Aujourd’hui, le Premier ministre du Liban, Saad Hariri, a démissionné après des manifestations parfois violentes. En Irak, la mouche du coche, le religieux Moqtada Sadr, s’est joint aux protestataires après que les précédentes manifestations en Irak ont également conduit à la violence. Dans les deux pays, certains manifestants exigent la démission de leurs gouvernements. Alors que les manifestations dans les deux pays portent sur des questions économiques et politiques locales, des acteurs étrangers sont impliqués et souhaitent les utiliser pour atteindre leurs propres objectifs.

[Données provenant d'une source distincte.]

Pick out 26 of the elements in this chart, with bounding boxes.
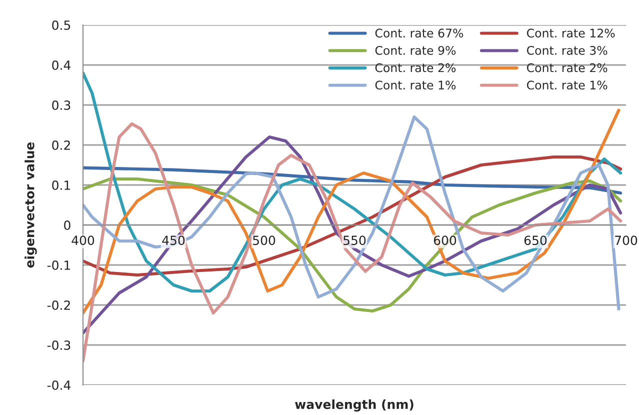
legend-label: Cont. rate 1% [375, 80, 456, 90]
y-tick-label: 0.2 [52, 140, 70, 150]
x-tick-label: 400 [72, 236, 94, 246]
x-tick-label: 550 [344, 236, 366, 246]
legend-label: Cont. rate 3% [526, 46, 608, 55]
x-tick-label: 600 [434, 236, 456, 246]
x-axis-title: wavelength (nm) [295, 399, 414, 412]
x-tick-label: 500 [253, 236, 276, 246]
legend-label: Cont. rate 12% [526, 28, 615, 38]
y-tick-label: -0.4 [47, 380, 70, 390]
legend-label: Cont. rate 2% [526, 63, 608, 72]
y-axis-title: eigenvector value [24, 142, 37, 268]
legend-label: Cont. rate 67% [375, 28, 464, 38]
y-tick-label: 0.1 [52, 180, 70, 190]
y-tick-label: -0.2 [47, 300, 70, 310]
y-tick-label: -0.3 [47, 340, 70, 350]
legend-label: Cont. rate 2% [375, 63, 456, 72]
y-tick-label: 0.5 [52, 20, 70, 30]
legend-label: Cont. rate 1% [526, 80, 608, 90]
x-tick-label: 700 [615, 236, 638, 246]
y-tick-label: 0.4 [52, 60, 70, 70]
legend-label: Cont. rate 9% [375, 46, 456, 55]
x-tick-label: 650 [524, 236, 547, 246]
y-tick-label: 0.3 [52, 100, 70, 110]
y-tick-label: -0.1 [47, 260, 70, 270]
y-tick-label: 0 [64, 220, 70, 230]
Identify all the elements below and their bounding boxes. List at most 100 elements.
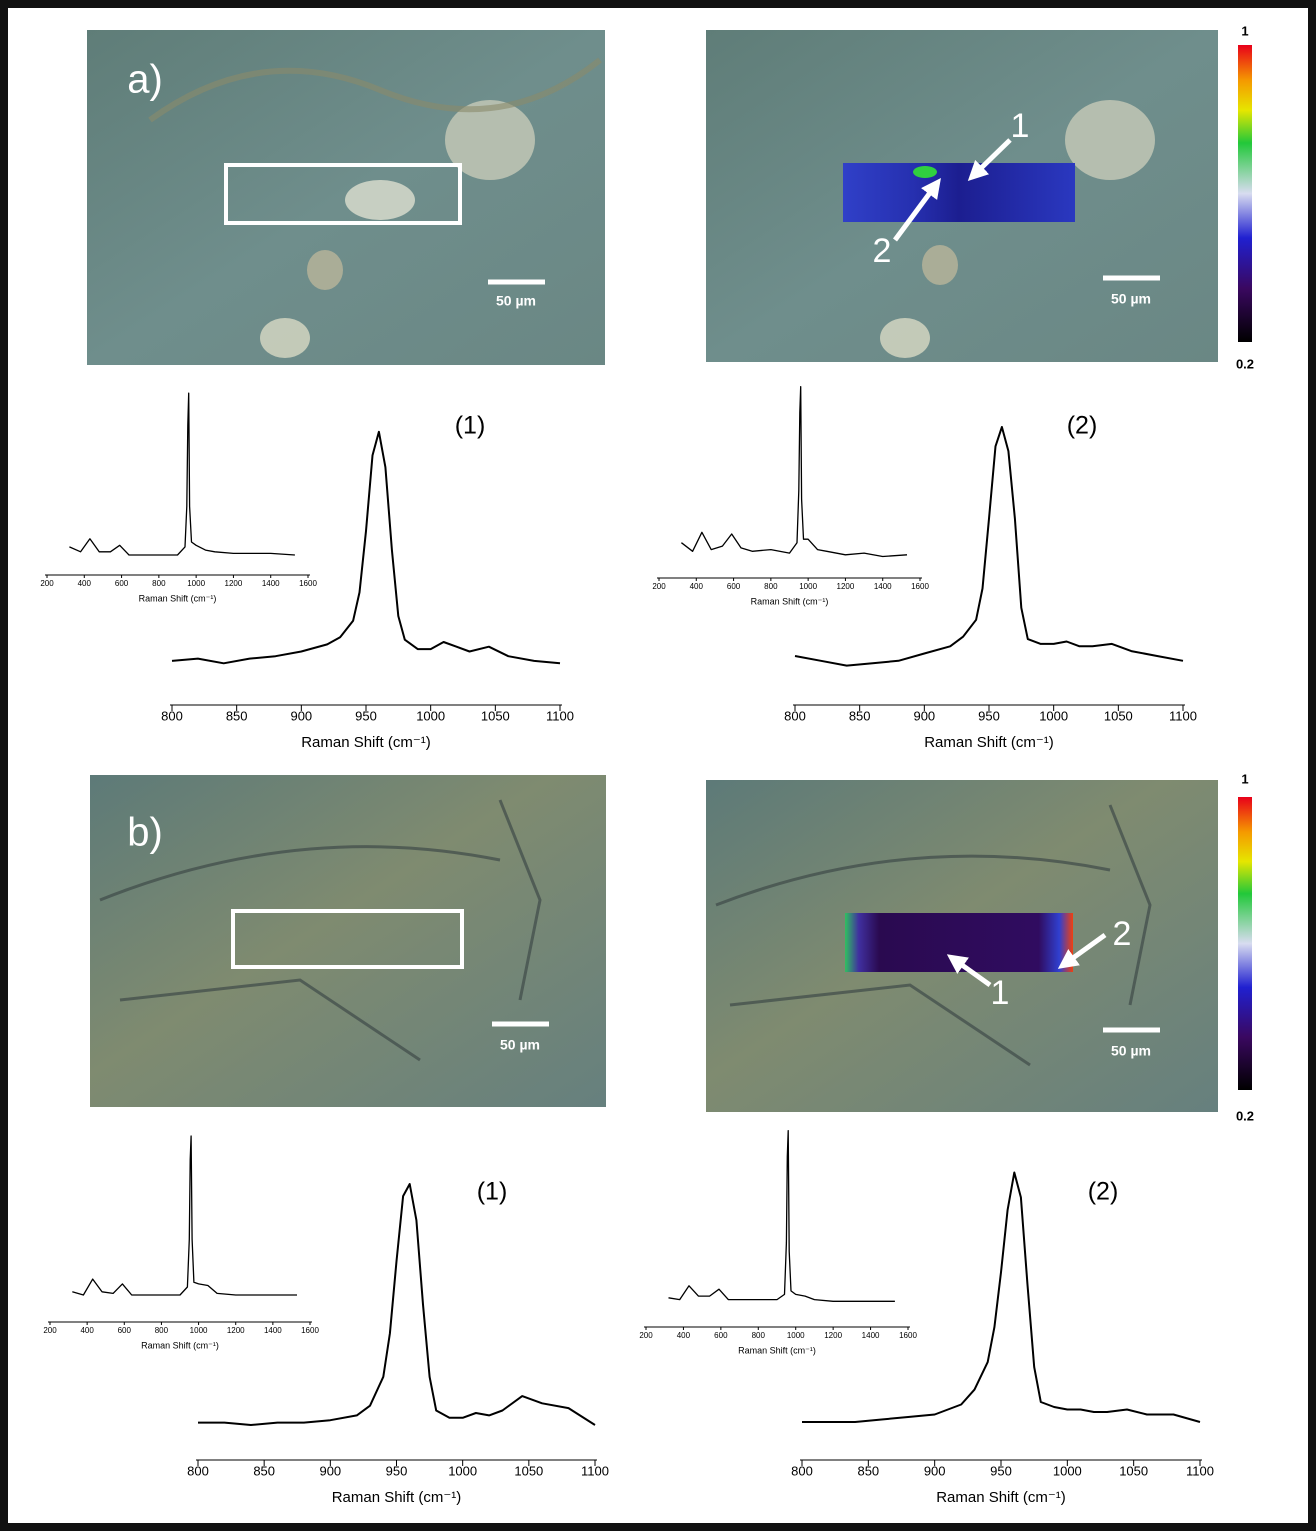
x-tick-label: 850 [253, 1463, 275, 1478]
x-tick-label: 950 [355, 708, 377, 723]
x-tick-label: 1400 [862, 1331, 880, 1340]
spectrum-line [794, 426, 1184, 667]
colorbar-min: 0.2 [1236, 356, 1254, 371]
x-axis-label: Raman Shift (cm⁻¹) [139, 593, 217, 603]
spectrum-line [681, 386, 908, 558]
x-tick-label: 1400 [264, 1326, 282, 1335]
spectrum-line [171, 430, 561, 665]
spectrum-line [802, 1171, 1201, 1423]
x-tick-label: 1100 [1186, 1463, 1214, 1478]
x-axis-label: Raman Shift (cm⁻¹) [332, 1489, 462, 1506]
x-tick-label: 600 [115, 579, 129, 588]
spectrum-line [69, 392, 295, 556]
x-axis-label: Raman Shift (cm⁻¹) [936, 1489, 1066, 1506]
chart-title: (1) [477, 1178, 508, 1206]
x-tick-label: 600 [727, 582, 741, 591]
x-tick-label: 1400 [874, 582, 892, 591]
colorbar-min: 0.2 [1236, 1108, 1254, 1123]
x-tick-label: 1000 [787, 1331, 805, 1340]
x-tick-label: 200 [43, 1326, 57, 1335]
x-axis-label: Raman Shift (cm⁻¹) [141, 1340, 219, 1350]
arrow-label: 1 [991, 974, 1010, 1012]
x-tick-label: 200 [652, 582, 666, 591]
panel-label: a) [127, 58, 163, 102]
x-tick-label: 1050 [481, 708, 510, 723]
x-tick-label: 1000 [1039, 708, 1068, 723]
x-tick-label: 1200 [227, 1326, 245, 1335]
scale-bar-label: 50 µm [500, 1037, 540, 1053]
arrow-label: 1 [1011, 107, 1030, 145]
x-tick-label: 600 [118, 1326, 132, 1335]
x-tick-label: 850 [857, 1463, 879, 1478]
x-tick-label: 900 [290, 708, 312, 723]
x-tick-label: 400 [690, 582, 704, 591]
x-tick-label: 600 [714, 1331, 728, 1340]
x-tick-label: 900 [924, 1463, 946, 1478]
colorbar-max: 1 [1241, 23, 1248, 38]
x-tick-label: 950 [386, 1463, 408, 1478]
colorbar [1238, 797, 1252, 1090]
x-tick-label: 800 [764, 582, 778, 591]
arrow-label: 2 [873, 232, 892, 270]
x-tick-label: 1100 [546, 708, 574, 723]
x-tick-label: 1000 [416, 708, 445, 723]
x-tick-label: 1000 [448, 1463, 477, 1478]
x-tick-label: 1050 [514, 1463, 543, 1478]
x-tick-label: 900 [319, 1463, 341, 1478]
x-tick-label: 800 [152, 579, 166, 588]
micrograph-a-left: 50 µm a) [87, 30, 605, 365]
x-tick-label: 1600 [899, 1331, 917, 1340]
x-tick-label: 800 [791, 1463, 813, 1478]
colorbar [1238, 45, 1252, 342]
chart-title: (2) [1088, 1178, 1119, 1206]
x-tick-label: 1200 [225, 579, 243, 588]
x-tick-label: 800 [784, 708, 806, 723]
x-tick-label: 200 [40, 579, 54, 588]
x-tick-label: 1000 [187, 579, 205, 588]
x-tick-label: 1200 [824, 1331, 842, 1340]
spectrum-line [72, 1135, 297, 1296]
chart-title: (1) [455, 412, 486, 440]
x-tick-label: 1200 [837, 582, 855, 591]
x-tick-label: 950 [990, 1463, 1012, 1478]
scale-bar-label: 50 µm [1111, 1043, 1151, 1059]
x-tick-label: 1000 [1053, 1463, 1082, 1478]
scale-bar-label: 50 µm [496, 293, 536, 309]
micrograph-a-right: 1 2 50 µm [706, 30, 1218, 362]
x-tick-label: 1600 [299, 579, 317, 588]
x-tick-label: 900 [913, 708, 935, 723]
micrograph-b-left: 50 µm b) [90, 775, 606, 1107]
x-tick-label: 1100 [581, 1463, 609, 1478]
x-tick-label: 950 [978, 708, 1000, 723]
x-tick-label: 1600 [911, 582, 929, 591]
x-tick-label: 400 [677, 1331, 691, 1340]
x-tick-label: 400 [78, 579, 92, 588]
micrograph-b-right: 2 1 50 µm [706, 780, 1218, 1112]
x-tick-label: 800 [752, 1331, 766, 1340]
x-tick-label: 850 [226, 708, 248, 723]
x-tick-label: 1000 [799, 582, 817, 591]
x-axis-label: Raman Shift (cm⁻¹) [751, 596, 829, 606]
spectrum-line [198, 1183, 596, 1426]
x-axis-label: Raman Shift (cm⁻¹) [924, 734, 1054, 751]
scale-bar-label: 50 µm [1111, 291, 1151, 307]
spectrum-line [668, 1129, 895, 1302]
x-tick-label: 1000 [190, 1326, 208, 1335]
x-tick-label: 1600 [301, 1326, 319, 1335]
arrow-label: 2 [1113, 915, 1132, 953]
x-tick-label: 1050 [1119, 1463, 1148, 1478]
x-tick-label: 1050 [1104, 708, 1133, 723]
x-axis-label: Raman Shift (cm⁻¹) [301, 734, 431, 751]
x-tick-label: 800 [187, 1463, 209, 1478]
x-tick-label: 800 [155, 1326, 169, 1335]
x-tick-label: 1400 [262, 579, 280, 588]
x-tick-label: 200 [639, 1331, 653, 1340]
x-tick-label: 800 [161, 708, 183, 723]
chart-title: (2) [1067, 412, 1098, 440]
x-axis-label: Raman Shift (cm⁻¹) [738, 1345, 816, 1355]
x-tick-label: 400 [80, 1326, 94, 1335]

Elijah J. Magnier @ejmalrai - 12h37 UTC · 29 oct. 2019
 
Les manifestants du #Liban et de l'Irak ont ​​porté atteinte à la stabilité de "l'axe de la résistance" dans ces deux pays et poussé les premiers ministres respectifs à démissionner, provoquant l'instabilité du pays.

#US et #SaudiArabia ont perdu la #Syria mais continuent de se battre sur d'autres théâtres.

Le 6 octobre, nous avons mis en garde contre ces tentatives de changement de régime « La tentative de coup d’État menée par les États-Unis en Irak pourrait affaiblir davantage ce pays » :

Au cours des cinq derniers jours, des manifestations ont eu lieu dans tout le sud de l'Irak, où la majorité de la population est chiite. La manifestation a dégénéré en quelques jours, faisant plus d'une centaine de morts par balle. Dans plusieurs villes, des bureaux du parti et du gouvernement ont été incendiés et divers groupes se sont empressés de prendre position dans le mouvement "sans dirigeants".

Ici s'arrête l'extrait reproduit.